Instantie: Rechtbank ‘s-Hertogenbosch, 29 januari 1982

Instantie

Rechtbank ‘s-Hertogenbosch

Samenvatting


Eiseres vordert wegens verkrachting betaling van schadevergoeding tot een
bedrag van ƒ 15.556,78, waarvan ƒ 15.000,= wegens smartegeld.
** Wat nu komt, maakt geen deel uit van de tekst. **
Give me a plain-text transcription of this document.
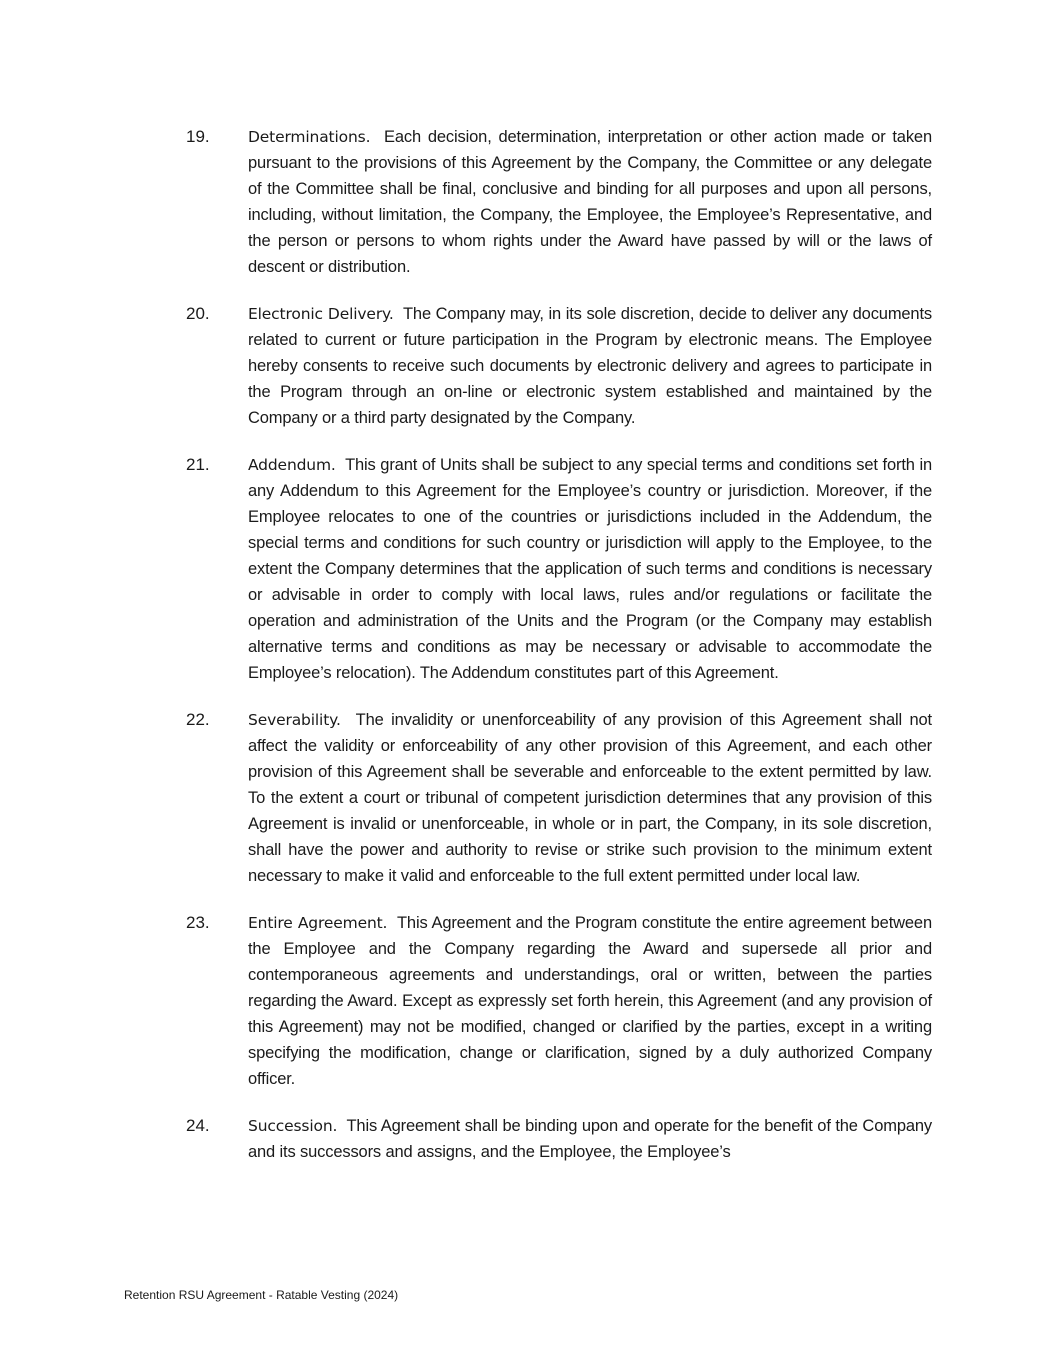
19. Determinations. Each decision, determination, interpretation or other action made or taken pursuant to the provisions of this Agreement by the Company, the Committee or any delegate of the Committee shall be final, conclusive and binding for all purposes and upon all persons, including, without limitation, the Company, the Employee, the Employee’s Representative, and the person or persons to whom rights under the Award have passed by will or the laws of descent or distribution.
20. Electronic Delivery. The Company may, in its sole discretion, decide to deliver any documents related to current or future participation in the Program by electronic means. The Employee hereby consents to receive such documents by electronic delivery and agrees to participate in the Program through an on-line or electronic system established and maintained by the Company or a third party designated by the Company.
21. Addendum. This grant of Units shall be subject to any special terms and conditions set forth in any Addendum to this Agreement for the Employee’s country or jurisdiction. Moreover, if the Employee relocates to one of the countries or jurisdictions included in the Addendum, the special terms and conditions for such country or jurisdiction will apply to the Employee, to the extent the Company determines that the application of such terms and conditions is necessary or advisable in order to comply with local laws, rules and/or regulations or facilitate the operation and administration of the Units and the Program (or the Company may establish alternative terms and conditions as may be necessary or advisable to accommodate the Employee’s relocation). The Addendum constitutes part of this Agreement.
22. Severability. The invalidity or unenforceability of any provision of this Agreement shall not affect the validity or enforceability of any other provision of this Agreement, and each other provision of this Agreement shall be severable and enforceable to the extent permitted by law. To the extent a court or tribunal of competent jurisdiction determines that any provision of this Agreement is invalid or unenforceable, in whole or in part, the Company, in its sole discretion, shall have the power and authority to revise or strike such provision to the minimum extent necessary to make it valid and enforceable to the full extent permitted under local law.
23. Entire Agreement. This Agreement and the Program constitute the entire agreement between the Employee and the Company regarding the Award and supersede all prior and contemporaneous agreements and understandings, oral or written, between the parties regarding the Award. Except as expressly set forth herein, this Agreement (and any provision of this Agreement) may not be modified, changed or clarified by the parties, except in a writing specifying the modification, change or clarification, signed by a duly authorized Company officer.
24. Succession. This Agreement shall be binding upon and operate for the benefit of the Company and its successors and assigns, and the Employee, the Employee’s
Retention RSU Agreement - Ratable Vesting (2024)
Bij de
vaststelling van de hoogte van de immateriele schadevergoeding houdt de
rechtbank rekening met het feit dat gedaagde een minimum inkomen heeft en
veroordeelt gedaagde om in termijnen aan eiseres te betalen ƒ 3.295,=.

Volledige tekst

Overwegende ten aanzien van de feiten:

Overwegende dat eisers bij dagvaarding en daaraan geconformeerde conclusie
van eis heeft gesteld en gevorderd, zoals is weergegeven in de aan dit
vonnis gehechte en als hier geinsereerd te beschouwen fotokopie van de
dagvaarding.

Overwegende dat gedaagde tegen de vordering verweer heeft gevoerd en bij
conclusie van antwoord heeft gesteld en geconcludeerd, zoals is
weergegeven in de aan dit vonnis gehechte en als hier geinsereerd te
beschouwen fotokopie van die conclusie.

Overwegende dat eiseres heeft geconcludeerd voor repliek en dat gedaagde
heeft geconcludeerd voor dupliek.

Overwegende dat aan eiseres ter rolle acte is verleend van haar verklaring
en van het in het geding brengen van een productie.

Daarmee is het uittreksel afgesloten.